Riss, rescapé de l'attentat de «Charlie Hebdo»

Fidèle à l’esprit iconoclaste et anticlérical du journal, sans mea culpa ni gants blancs, Riss refuse de se taire.
Photo: Joel Saget Agence France-Presse Fidèle à l’esprit iconoclaste et anticlérical du journal, sans mea culpa ni gants blancs, Riss refuse de se taire.

Une minute quarante-neuf secondes. C’est le temps qu’il a fallu aux deux frères Kouachi pour décimer la rédaction du journal hebdomadaire satirique, dans ses locaux de la rue Nicolas-Appert à Paris. Un bilan terrible de 12 morts et 11 blessés. Atteint d’une balle à l’épaule droite qui lui a éclaté la clavicule, Riss l’a échappé belle.

Entre le livre de combat et l’exercice de mémoire, Une minute quarante-neuf secondes revient sur ces événements. « Se croire capable de partager cette expérience avec les autres est une entreprise perdue d’avance », écrit Riss. Il tenait pourtant à le faire.

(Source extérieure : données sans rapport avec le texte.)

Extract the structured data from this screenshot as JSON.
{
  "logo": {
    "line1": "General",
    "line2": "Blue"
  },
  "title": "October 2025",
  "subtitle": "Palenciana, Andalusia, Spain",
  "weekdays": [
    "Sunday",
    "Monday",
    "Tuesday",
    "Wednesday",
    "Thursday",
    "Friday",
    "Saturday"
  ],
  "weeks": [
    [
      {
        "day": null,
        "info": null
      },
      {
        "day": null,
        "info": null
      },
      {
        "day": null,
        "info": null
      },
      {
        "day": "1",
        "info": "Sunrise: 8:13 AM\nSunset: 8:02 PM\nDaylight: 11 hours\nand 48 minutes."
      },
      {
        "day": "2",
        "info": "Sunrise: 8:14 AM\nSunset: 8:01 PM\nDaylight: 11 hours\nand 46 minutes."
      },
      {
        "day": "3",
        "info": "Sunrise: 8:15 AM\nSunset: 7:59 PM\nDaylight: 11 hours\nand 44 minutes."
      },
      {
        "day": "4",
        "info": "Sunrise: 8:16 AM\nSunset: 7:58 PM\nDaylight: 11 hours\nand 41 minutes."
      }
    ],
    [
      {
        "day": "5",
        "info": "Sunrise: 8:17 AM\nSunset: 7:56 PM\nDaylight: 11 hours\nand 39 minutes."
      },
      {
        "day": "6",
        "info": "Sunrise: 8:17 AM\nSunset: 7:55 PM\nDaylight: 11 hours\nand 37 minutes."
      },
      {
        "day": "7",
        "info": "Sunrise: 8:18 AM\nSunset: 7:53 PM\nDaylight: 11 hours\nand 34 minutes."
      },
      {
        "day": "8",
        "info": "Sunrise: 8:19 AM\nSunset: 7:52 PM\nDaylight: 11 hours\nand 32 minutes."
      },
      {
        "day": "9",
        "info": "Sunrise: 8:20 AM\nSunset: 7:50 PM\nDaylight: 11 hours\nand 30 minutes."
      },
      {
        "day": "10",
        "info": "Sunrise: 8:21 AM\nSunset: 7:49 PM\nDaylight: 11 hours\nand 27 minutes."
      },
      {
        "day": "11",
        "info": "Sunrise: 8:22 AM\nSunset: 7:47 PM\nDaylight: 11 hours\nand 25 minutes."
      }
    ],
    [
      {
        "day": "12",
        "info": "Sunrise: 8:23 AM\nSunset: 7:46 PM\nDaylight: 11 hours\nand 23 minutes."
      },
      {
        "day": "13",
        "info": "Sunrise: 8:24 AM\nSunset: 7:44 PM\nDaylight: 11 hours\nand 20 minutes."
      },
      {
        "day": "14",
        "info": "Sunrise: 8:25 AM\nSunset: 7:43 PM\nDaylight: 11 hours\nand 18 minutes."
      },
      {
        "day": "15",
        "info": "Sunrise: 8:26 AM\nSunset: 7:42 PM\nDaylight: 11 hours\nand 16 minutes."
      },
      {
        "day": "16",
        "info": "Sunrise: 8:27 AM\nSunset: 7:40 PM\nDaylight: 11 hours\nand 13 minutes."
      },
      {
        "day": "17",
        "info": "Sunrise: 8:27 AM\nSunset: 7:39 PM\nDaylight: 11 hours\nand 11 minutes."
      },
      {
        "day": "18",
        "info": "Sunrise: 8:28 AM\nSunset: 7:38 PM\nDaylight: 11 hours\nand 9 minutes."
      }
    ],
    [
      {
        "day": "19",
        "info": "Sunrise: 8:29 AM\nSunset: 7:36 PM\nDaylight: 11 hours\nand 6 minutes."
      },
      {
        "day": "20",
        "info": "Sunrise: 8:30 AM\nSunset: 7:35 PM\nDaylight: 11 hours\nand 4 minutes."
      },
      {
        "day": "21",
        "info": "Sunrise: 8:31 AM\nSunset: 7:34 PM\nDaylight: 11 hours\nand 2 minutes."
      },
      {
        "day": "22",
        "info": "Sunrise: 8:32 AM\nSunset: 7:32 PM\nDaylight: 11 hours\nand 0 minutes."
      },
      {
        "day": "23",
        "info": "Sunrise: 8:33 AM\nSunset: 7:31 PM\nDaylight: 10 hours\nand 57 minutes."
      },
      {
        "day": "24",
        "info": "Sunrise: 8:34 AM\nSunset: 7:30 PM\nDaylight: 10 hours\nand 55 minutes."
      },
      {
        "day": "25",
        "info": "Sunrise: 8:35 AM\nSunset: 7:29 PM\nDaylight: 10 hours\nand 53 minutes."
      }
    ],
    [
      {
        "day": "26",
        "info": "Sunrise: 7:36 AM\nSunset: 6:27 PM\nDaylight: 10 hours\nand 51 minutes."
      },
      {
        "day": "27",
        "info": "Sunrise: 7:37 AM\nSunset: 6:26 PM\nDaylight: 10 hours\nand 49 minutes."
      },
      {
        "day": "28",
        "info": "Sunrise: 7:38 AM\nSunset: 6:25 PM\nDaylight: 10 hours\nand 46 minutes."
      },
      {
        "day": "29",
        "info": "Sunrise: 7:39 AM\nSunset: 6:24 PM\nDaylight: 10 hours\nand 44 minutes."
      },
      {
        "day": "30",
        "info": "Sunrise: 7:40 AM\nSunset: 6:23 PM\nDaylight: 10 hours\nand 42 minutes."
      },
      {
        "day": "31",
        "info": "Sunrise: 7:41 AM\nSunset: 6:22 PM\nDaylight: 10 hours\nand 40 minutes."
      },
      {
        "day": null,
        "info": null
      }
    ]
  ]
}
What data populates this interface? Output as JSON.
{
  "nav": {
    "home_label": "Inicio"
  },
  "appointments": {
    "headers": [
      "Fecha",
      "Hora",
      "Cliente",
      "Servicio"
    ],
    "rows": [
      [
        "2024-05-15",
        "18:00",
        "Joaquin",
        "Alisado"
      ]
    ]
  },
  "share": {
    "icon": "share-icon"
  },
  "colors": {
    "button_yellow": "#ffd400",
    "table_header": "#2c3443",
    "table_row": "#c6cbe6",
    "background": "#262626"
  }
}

« Au bout de trois ans, à force de ressasser un peu toujours les mêmes idées, les mêmes préoccupations, je me disais qu’il y avait des choses qui n’avaient pas été dites. Ou en tous les cas que je n’avais pas lues », confie au téléphone le directeur de Charlie Hebdo, qui a succédé dans ce fauteuil à son vieil ami Charb, tombé sous les mêmes balles en ce funeste mercredi de janvier. « Est-ce que le public avait tout compris ? Je n’étais pas bien sûr que mon point de vue ait pu être bien restitué dans d’autres médias. Alors autant le faire moi-même. »

Car dans la foulée d’autres attentats islamistes commis en France — comme celui du Bataclan —, Riss craignait aussi que la dimension particulière de l’attentat de Charlie (un « crime politique », insiste-t-il) ne passe à la trappe.

Il rappelle que c’est un attentat qui cherchait à faire taire des voix, à faire taire les journalistes. « On s’est parfois fait dire qu’on l’avait un peu cherché, qu’on avait une responsabilité dans ce qui est arrivé. C’était quand même assez dur… Et je ne voulais pas en rester là. Ça m’embêtait que la spécificité de l’attentat de Charlie soit en quelque sorte noyée et oubliée. »

L’onde de choc

Dans l’onde de choc qui a suivi l’attentat, Riss évoque dans son livre une deuxième violence, plus insidieuse : la vulgarité, la pleurnicherie, les petites lâchetés, l’appât du gain.

Sans nommer personne, il y règle quelques comptes sans langue de bois. Charognards et opportunistes s’y reconnaîtront peut-être. Fidèle à l’esprit iconoclaste et anticlérical du journal, sans mea culpa ni gants blancs, Riss refuse de se taire. « Il ne fallait pas se révolter, écrit-il, ne pas désigner de responsables, ni tendre le doigt en direction des lâches et des coupables. Et encore moins dénoncer le prosélytisme de croyances archaïques, de concepts réactionnaires, afin de ne pas heurter ceux qui les pratiquent et veulent les propager pour se sentir moins seuls, enfermés qu’ils sont dans leur pensée moyenâgeuse et totalitaire. »

Si certains ont pu avoir l’impression qu’il passait son temps à casser du sucre sur le dos de l’islam, Charlie Hebdo, dont l’ADN est férocement anticlérical, s’en prend surtout, et de loin, à l’extrême droite française et à la religion catholique. N’en déplaise à une certaine gauche, qui semble jouer aujourd’hui le rôle d’idiot utile des islamistes. « On pensait que ces questions étaient réglées », dit Riss à propos de la laïcité en France.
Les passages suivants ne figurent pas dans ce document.